Landslides: Strengthening Early Warning Systems for Disaster Preparedness
Context
Recent landslides across the Western Ghats and the Himalayan region have highlighted the urgent need for robust landslide early warning systems. In this context, IIT Mandi has developed an advanced predictive model to improve disaster preparedness and risk reduction.
Facts
- IIT Mandi has designed an integrated landslide early warning system that combines rainfall data, satellite observations, and ground-based sensors to forecast landslide risks.
- The system continuously tracks parameters such as soil moisture, slope deformation, ground vibrations, and groundwater conditions before generating timely alerts.
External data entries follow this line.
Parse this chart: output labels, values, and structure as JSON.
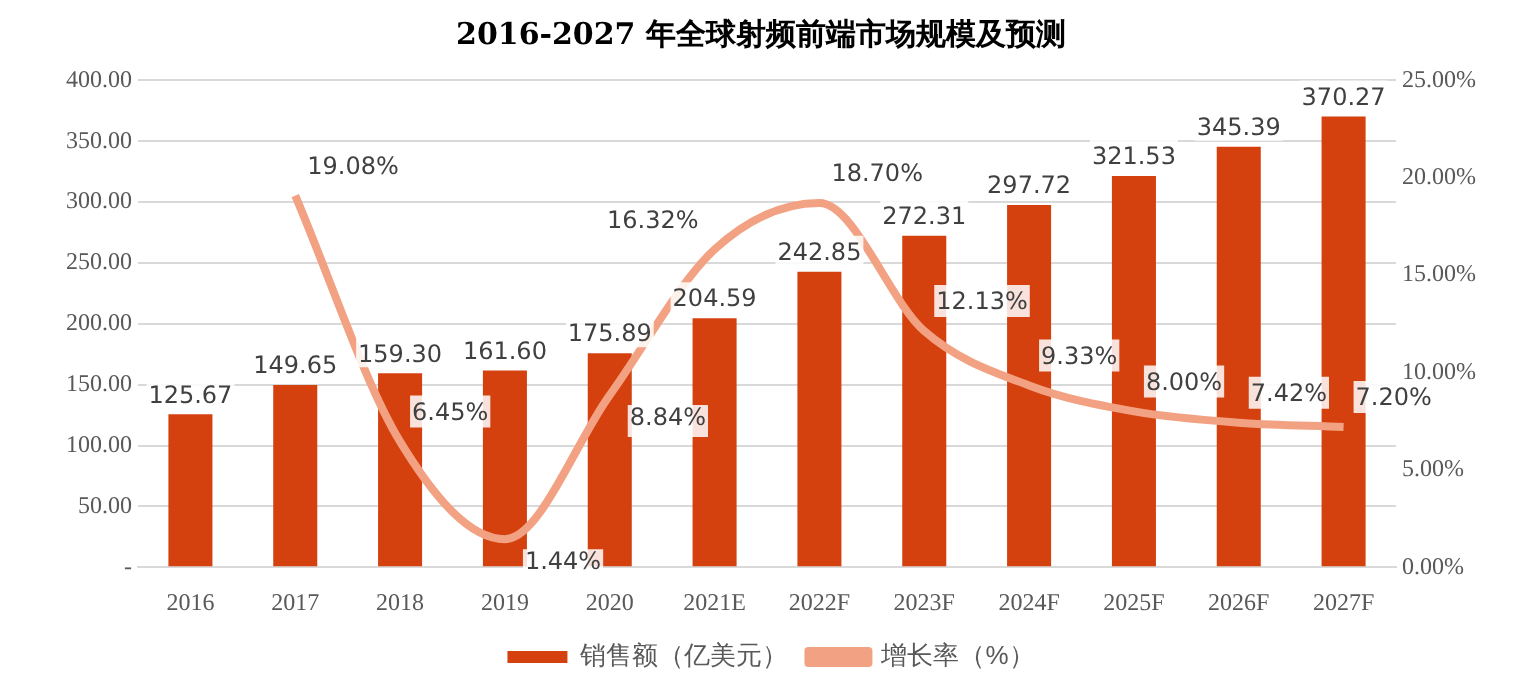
{
  "chart_data": {
    "type": "bar",
    "title": "2016-2027 年全球射频前端市场规模及预测",
    "categories": [
      "2016",
      "2017",
      "2018",
      "2019",
      "2020",
      "2021E",
      "2022F",
      "2023F",
      "2024F",
      "2025F",
      "2026F",
      "2027F"
    ],
    "series": [
      {
        "name": "销售额（亿美元）",
        "color": "#d4410f",
        "values": [
          125.67,
          149.65,
          159.3,
          161.6,
          175.89,
          204.59,
          242.85,
          272.31,
          297.72,
          321.53,
          345.39,
          370.27
        ],
        "value_labels": [
          "125.67",
          "149.65",
          "159.30",
          "161.60",
          "175.89",
          "204.59",
          "242.85",
          "272.31",
          "297.72",
          "321.53",
          "345.39",
          "370.27"
        ]
      },
      {
        "name": "增长率（%）",
        "type": "line",
        "axis": "y2",
        "color": "#f2a282",
        "values": [
          null,
          19.08,
          6.45,
          1.44,
          8.84,
          16.32,
          18.7,
          12.13,
          9.33,
          8.0,
          7.42,
          7.2
        ],
        "value_labels": [
          null,
          "19.08%",
          "6.45%",
          "1.44%",
          "8.84%",
          "16.32%",
          "18.70%",
          "12.13%",
          "9.33%",
          "8.00%",
          "7.42%",
          "7.20%"
        ]
      }
    ],
    "ylim": [
      0,
      400
    ],
    "yticks": [
      {
        "value": 0,
        "label": "-"
      },
      {
        "value": 50,
        "label": "50.00"
      },
      {
        "value": 100,
        "label": "100.00"
      },
      {
        "value": 150,
        "label": "150.00"
      },
      {
        "value": 200,
        "label": "200.00"
      },
      {
        "value": 250,
        "label": "250.00"
      },
      {
        "value": 300,
        "label": "300.00"
      },
      {
        "value": 350,
        "label": "350.00"
      },
      {
        "value": 400,
        "label": "400.00"
      }
    ],
    "y2lim": [
      0,
      25
    ],
    "y2ticks": [
      {
        "value": 0,
        "label": "0.00%"
      },
      {
        "value": 5,
        "label": "5.00%"
      },
      {
        "value": 10,
        "label": "10.00%"
      },
      {
        "value": 15,
        "label": "15.00%"
      },
      {
        "value": 20,
        "label": "20.00%"
      },
      {
        "value": 25,
        "label": "25.00%"
      }
    ],
    "grid": "y",
    "legend": "bottom",
    "marker": "none"
  }
}
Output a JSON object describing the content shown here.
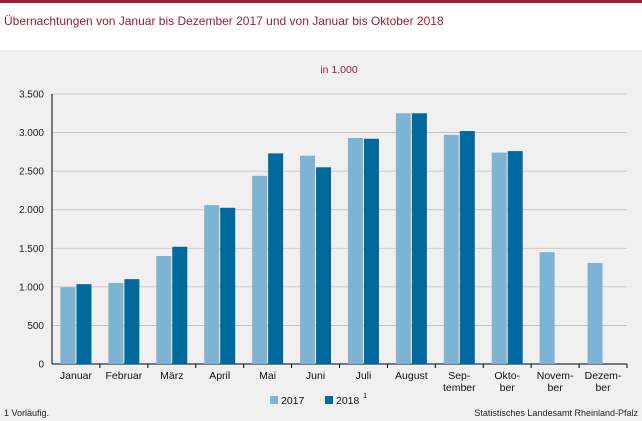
{
  "title": "Übernachtungen  von  Januar bis Dezember  2017  und  von Januar  bis  Oktober  2018",
  "unit": "in 1.000",
  "footnote": "1 Vorläufig.",
  "source": "Statistisches Landesamt Rheinland-Pfalz",
  "colors": {
    "accent": "#9b1b3a",
    "series2017": "#7fb3d3",
    "series2018": "#006a9e",
    "panel": "#f0f0f0"
  },
  "chart_data": {
    "type": "bar",
    "title": "Übernachtungen  von  Januar bis Dezember  2017  und  von Januar  bis  Oktober  2018",
    "subtitle": "in 1.000",
    "categories": [
      [
        "Januar"
      ],
      [
        "Februar"
      ],
      [
        "März"
      ],
      [
        "April"
      ],
      [
        "Mai"
      ],
      [
        "Juni"
      ],
      [
        "Juli"
      ],
      [
        "August"
      ],
      [
        "Sep-",
        "tember"
      ],
      [
        "Okto-",
        "ber"
      ],
      [
        "Novem-",
        "ber"
      ],
      [
        "Dezem-",
        "ber"
      ]
    ],
    "series": [
      {
        "name": "2017",
        "values": [
          995,
          1050,
          1400,
          2060,
          2440,
          2700,
          2930,
          3250,
          2970,
          2740,
          1450,
          1310
        ]
      },
      {
        "name": "2018",
        "values": [
          1035,
          1100,
          1520,
          2025,
          2730,
          2550,
          2920,
          3250,
          3020,
          2760,
          null,
          null
        ]
      }
    ],
    "legend": [
      {
        "label": "2017"
      },
      {
        "label": "2018",
        "sup": "1"
      }
    ],
    "ylim": [
      0,
      3500
    ],
    "yticks": [
      0,
      500,
      1000,
      1500,
      2000,
      2500,
      3000,
      3500
    ],
    "ytick_labels": [
      "0",
      "500",
      "1.000",
      "1.500",
      "2.000",
      "2.500",
      "3.000",
      "3.500"
    ],
    "grid": true,
    "legend_position": "bottom"
  }
}
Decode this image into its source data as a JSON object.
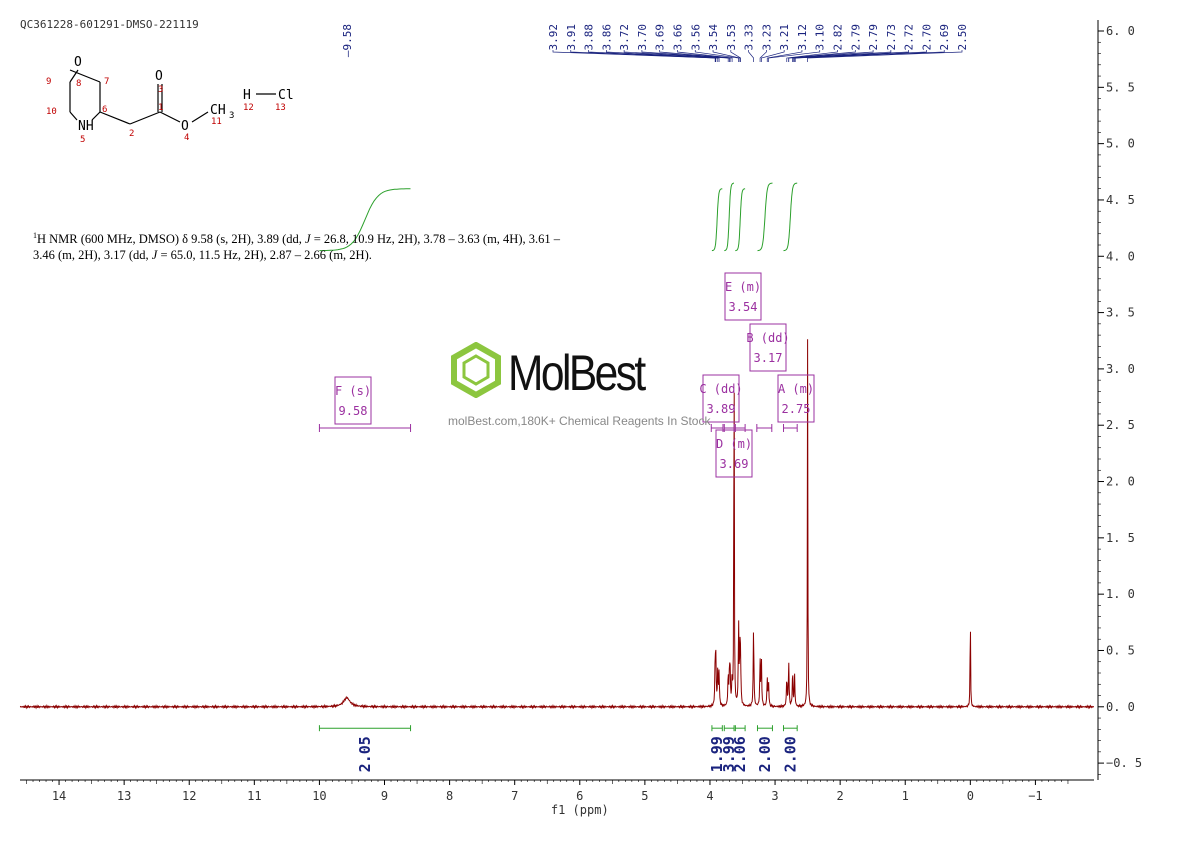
{
  "header": {
    "sample_id": "QC361228-601291-DMSO-221119"
  },
  "description": {
    "sup": "1",
    "line1_a": "H NMR (600 MHz, DMSO) δ 9.58 (s, 2H), 3.89 (dd, ",
    "J": "J",
    "line1_b": " = 26.8, 10.9 Hz, 2H), 3.78 – 3.63 (m, 4H), 3.61 –",
    "line2_a": "3.46 (m, 2H), 3.17 (dd, ",
    "line2_b": " = 65.0, 11.5 Hz, 2H), 2.87 – 2.66 (m, 2H)."
  },
  "watermark": {
    "brand": "MolBest",
    "tagline": "molBest.com,180K+ Chemical Reagents In Stock"
  },
  "structure": {
    "atoms": [
      "O",
      "NH",
      "O",
      "O",
      "CH",
      "3",
      "H",
      "Cl"
    ],
    "numbers": [
      "1",
      "2",
      "3",
      "4",
      "5",
      "6",
      "7",
      "8",
      "9",
      "10",
      "11",
      "12",
      "13"
    ]
  },
  "chart_data": {
    "type": "line",
    "title": "",
    "xlabel": "f1 (ppm)",
    "ylabel": "",
    "xlim": [
      14.6,
      -1.9
    ],
    "ylim": [
      -0.65,
      6.08
    ],
    "x_ticks": [
      "14",
      "13",
      "12",
      "11",
      "10",
      "9",
      "8",
      "7",
      "6",
      "5",
      "4",
      "3",
      "2",
      "1",
      "0",
      "−1"
    ],
    "x_tick_values": [
      14,
      13,
      12,
      11,
      10,
      9,
      8,
      7,
      6,
      5,
      4,
      3,
      2,
      1,
      0,
      -1
    ],
    "y_ticks": [
      "6. 0",
      "5. 5",
      "5. 0",
      "4. 5",
      "4. 0",
      "3. 5",
      "3. 0",
      "2. 5",
      "2. 0",
      "1. 5",
      "1. 0",
      "0. 5",
      "0. 0",
      "−0. 5"
    ],
    "y_tick_values": [
      6.0,
      5.5,
      5.0,
      4.5,
      4.0,
      3.5,
      3.0,
      2.5,
      2.0,
      1.5,
      1.0,
      0.5,
      0.0,
      -0.5
    ],
    "peak_labels": [
      "9.58",
      "3.92",
      "3.91",
      "3.88",
      "3.86",
      "3.72",
      "3.70",
      "3.69",
      "3.66",
      "3.56",
      "3.54",
      "3.53",
      "3.33",
      "3.23",
      "3.21",
      "3.12",
      "3.10",
      "2.82",
      "2.79",
      "2.79",
      "2.73",
      "2.72",
      "2.70",
      "2.69",
      "2.50"
    ],
    "peaks": [
      {
        "x": 9.58,
        "h": 0.08,
        "w": 0.06
      },
      {
        "x": 3.92,
        "h": 0.38,
        "w": 0.006
      },
      {
        "x": 3.91,
        "h": 0.4,
        "w": 0.006
      },
      {
        "x": 3.88,
        "h": 0.33,
        "w": 0.006
      },
      {
        "x": 3.86,
        "h": 0.3,
        "w": 0.006
      },
      {
        "x": 3.72,
        "h": 0.28,
        "w": 0.006
      },
      {
        "x": 3.7,
        "h": 0.32,
        "w": 0.006
      },
      {
        "x": 3.69,
        "h": 0.25,
        "w": 0.006
      },
      {
        "x": 3.66,
        "h": 0.22,
        "w": 0.006
      },
      {
        "x": 3.63,
        "h": 3.85,
        "w": 0.004
      },
      {
        "x": 3.56,
        "h": 0.72,
        "w": 0.006
      },
      {
        "x": 3.54,
        "h": 0.45,
        "w": 0.006
      },
      {
        "x": 3.53,
        "h": 0.4,
        "w": 0.006
      },
      {
        "x": 3.33,
        "h": 0.72,
        "w": 0.006
      },
      {
        "x": 3.23,
        "h": 0.4,
        "w": 0.006
      },
      {
        "x": 3.21,
        "h": 0.42,
        "w": 0.006
      },
      {
        "x": 3.12,
        "h": 0.25,
        "w": 0.006
      },
      {
        "x": 3.1,
        "h": 0.22,
        "w": 0.006
      },
      {
        "x": 2.82,
        "h": 0.26,
        "w": 0.006
      },
      {
        "x": 2.79,
        "h": 0.4,
        "w": 0.006
      },
      {
        "x": 2.73,
        "h": 0.32,
        "w": 0.006
      },
      {
        "x": 2.7,
        "h": 0.28,
        "w": 0.006
      },
      {
        "x": 2.5,
        "h": 3.26,
        "w": 0.004
      },
      {
        "x": 0.0,
        "h": 0.94,
        "w": 0.004
      }
    ],
    "multiplets": [
      {
        "letter": "F",
        "type": "(s)",
        "shift": "9.58",
        "range": [
          10.0,
          8.6
        ]
      },
      {
        "letter": "E",
        "type": "(m)",
        "shift": "3.54",
        "range": [
          3.61,
          3.46
        ]
      },
      {
        "letter": "B",
        "type": "(dd)",
        "shift": "3.17",
        "range": [
          3.28,
          3.05
        ]
      },
      {
        "letter": "C",
        "type": "(dd)",
        "shift": "3.89",
        "range": [
          3.98,
          3.8
        ]
      },
      {
        "letter": "A",
        "type": "(m)",
        "shift": "2.75",
        "range": [
          2.87,
          2.66
        ]
      },
      {
        "letter": "D",
        "type": "(m)",
        "shift": "3.69",
        "range": [
          3.78,
          3.63
        ]
      }
    ],
    "integrals": [
      {
        "label": "2.05",
        "range": [
          10.0,
          8.6
        ],
        "rise": 0.55
      },
      {
        "label": "1.99",
        "range": [
          3.97,
          3.81
        ],
        "rise": 0.55
      },
      {
        "label": "3.99",
        "range": [
          3.78,
          3.63
        ],
        "rise": 0.6
      },
      {
        "label": "2.06",
        "range": [
          3.61,
          3.46
        ],
        "rise": 0.55
      },
      {
        "label": "2.00",
        "range": [
          3.27,
          3.04
        ],
        "rise": 0.6
      },
      {
        "label": "2.00",
        "range": [
          2.87,
          2.66
        ],
        "rise": 0.6
      }
    ],
    "grid": false
  }
}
- Studies have identified several locations in the Western Himalayas, Manipur, and Mizoram as highly susceptible to landslide hazards, requiring focused monitoring.
- Scientists believe that high-resolution rainfall forecasting can substantially improve the accuracy of landslide predictions and facilitate timely evacuation of vulnerable communities.
Key Concepts
- Early Warning Systems (EWS) form a key pillar of the Sendai Framework for Disaster Risk Reduction, aiming to minimise the loss of lives and property through timely risk communication.
- Landslides are triggered by a combination of geological, geomorphological, hydrological, and human-induced factors, rather than rainfall alone.
- Impact-based forecasting combines scientific hazard prediction with local vulnerability assessments, enabling more effective evacuation and disaster response.
- Modern disaster management increasingly relies on remote sensing, Geographic Information Systems (GIS), satellite imagery, and sensor-based monitoring networks to strengthen landslide risk assessment and mitigation.